Blogger is an American online content management system founded in 1999 that enables its users to write blogs with time-stamped entries. Pyra Labs developed it before being acquired by Google in 2003. Google hosts the blogs, which can be accessed through a subdomain of blogspot.com.
In the olden days, as a child, I had a free website on Geocities. It was super easy to use and to upload HTML files, images, etc.
Neocities. Create your own free website. Unlimited creativity, zero ads. Welcome back, web surfing.
You can get a shared hosting plan for a couple bucks a month.
I feel that having a large table of all content like a library is a great idea. Much better than a search engine.

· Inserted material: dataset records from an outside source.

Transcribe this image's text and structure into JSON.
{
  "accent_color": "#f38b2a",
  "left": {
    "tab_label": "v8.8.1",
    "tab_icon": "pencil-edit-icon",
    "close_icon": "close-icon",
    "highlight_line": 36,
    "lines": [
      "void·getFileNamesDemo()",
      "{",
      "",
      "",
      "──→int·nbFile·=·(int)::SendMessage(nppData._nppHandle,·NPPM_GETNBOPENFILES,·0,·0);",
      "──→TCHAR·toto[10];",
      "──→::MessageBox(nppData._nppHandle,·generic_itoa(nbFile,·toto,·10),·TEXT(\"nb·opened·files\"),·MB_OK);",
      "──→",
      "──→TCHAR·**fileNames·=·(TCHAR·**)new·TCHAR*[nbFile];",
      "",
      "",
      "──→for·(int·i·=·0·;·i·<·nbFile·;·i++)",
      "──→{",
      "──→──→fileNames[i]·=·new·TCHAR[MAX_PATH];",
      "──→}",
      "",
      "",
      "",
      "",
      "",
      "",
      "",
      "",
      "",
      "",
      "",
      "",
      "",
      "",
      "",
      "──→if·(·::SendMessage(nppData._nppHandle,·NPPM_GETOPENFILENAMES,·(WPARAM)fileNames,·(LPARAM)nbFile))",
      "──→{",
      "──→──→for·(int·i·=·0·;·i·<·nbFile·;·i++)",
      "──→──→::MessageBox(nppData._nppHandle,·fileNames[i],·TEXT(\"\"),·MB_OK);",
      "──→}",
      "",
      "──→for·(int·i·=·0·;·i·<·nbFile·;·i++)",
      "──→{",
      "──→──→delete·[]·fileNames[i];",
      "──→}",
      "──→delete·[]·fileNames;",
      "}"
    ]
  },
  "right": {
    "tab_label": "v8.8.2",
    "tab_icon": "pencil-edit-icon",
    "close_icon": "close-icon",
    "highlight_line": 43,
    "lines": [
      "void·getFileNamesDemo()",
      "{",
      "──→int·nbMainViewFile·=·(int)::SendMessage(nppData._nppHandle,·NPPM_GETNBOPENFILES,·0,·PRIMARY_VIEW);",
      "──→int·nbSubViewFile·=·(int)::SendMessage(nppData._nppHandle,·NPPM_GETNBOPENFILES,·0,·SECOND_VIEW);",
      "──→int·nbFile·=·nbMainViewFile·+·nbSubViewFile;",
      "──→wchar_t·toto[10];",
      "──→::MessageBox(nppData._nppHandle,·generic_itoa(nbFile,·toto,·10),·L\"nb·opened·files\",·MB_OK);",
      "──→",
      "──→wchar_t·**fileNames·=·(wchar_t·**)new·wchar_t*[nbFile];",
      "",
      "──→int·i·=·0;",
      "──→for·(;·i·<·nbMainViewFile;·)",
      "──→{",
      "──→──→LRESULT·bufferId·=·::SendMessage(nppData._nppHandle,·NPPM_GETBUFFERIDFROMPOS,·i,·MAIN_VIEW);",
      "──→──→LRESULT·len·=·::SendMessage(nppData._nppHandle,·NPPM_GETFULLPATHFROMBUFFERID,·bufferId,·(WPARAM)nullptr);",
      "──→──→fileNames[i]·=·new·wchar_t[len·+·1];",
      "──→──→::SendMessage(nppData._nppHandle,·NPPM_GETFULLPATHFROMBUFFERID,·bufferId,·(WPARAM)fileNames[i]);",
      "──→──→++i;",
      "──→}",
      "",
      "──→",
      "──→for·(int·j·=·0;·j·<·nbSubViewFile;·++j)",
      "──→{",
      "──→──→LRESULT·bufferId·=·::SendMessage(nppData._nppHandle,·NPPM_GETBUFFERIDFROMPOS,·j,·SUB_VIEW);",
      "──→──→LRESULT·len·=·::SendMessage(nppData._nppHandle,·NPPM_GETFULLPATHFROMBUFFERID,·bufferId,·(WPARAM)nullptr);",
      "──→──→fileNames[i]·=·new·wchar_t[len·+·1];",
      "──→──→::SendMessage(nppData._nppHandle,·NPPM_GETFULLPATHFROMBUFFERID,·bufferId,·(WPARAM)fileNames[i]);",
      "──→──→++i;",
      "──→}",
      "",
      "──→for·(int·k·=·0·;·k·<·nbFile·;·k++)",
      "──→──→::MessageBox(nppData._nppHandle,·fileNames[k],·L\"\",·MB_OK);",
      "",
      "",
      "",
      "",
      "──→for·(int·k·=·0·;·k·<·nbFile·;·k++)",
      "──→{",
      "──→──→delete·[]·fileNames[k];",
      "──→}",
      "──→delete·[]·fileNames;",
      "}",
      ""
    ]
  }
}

the internet used to be an escape from reality, now it’s a part of reality
i miss the old internet so much, i feel like nothing makes sense anymore
yea, indivituality, creativity vs capitalism ,conditioning.
What actually killed the web was the greed of these blog sites trying to make a quick buck, and the centralization of the web, where 90% of every internet action takes place on social media such as Facebook, Youtube or Reddit. The ability to “Surf the web” is impossible these days. You are simply browsing a single website at this point.
For as much as I dislike the whole “recommendation algorythm” thing I can think of no alternative. Reddit like up/downvotes suck, and some imageboard style system would crumble in a second if faced with the 30 thousand hours of video uploaded to Youtube every day. Not to mention that it sometimes does wonders: I sure as hell didn’t know I wanted to watch and rewatch a one and a half hours long video about queues/lines, but Youtube surely did, and I enjoyed the heck outta it; a true timeless masterpiece.
Finally someone put put fitting words to “my problem with blogs”. I was very confused using wordpress for a long time because I expected it to work like a “homepage”, with an index or menu for sorting. To this day I think it’s a pretty stupid way to do websites… but here we are. A semi-random flow of information. Hard to search, hard to find anything.
What ruined internet are in order of appearance:
1 – blogs
2 – social media and internet 2.0 in general
3 – SEO
4 – AI ( just happening now )
AI enhances whatever it’s already wrong with the web in the wrong hands. You will see more AI-generated slop and smarter bots.
Forget monetisation, that is the root of all problems.
Wasn’t technology supposed to make the world a better place?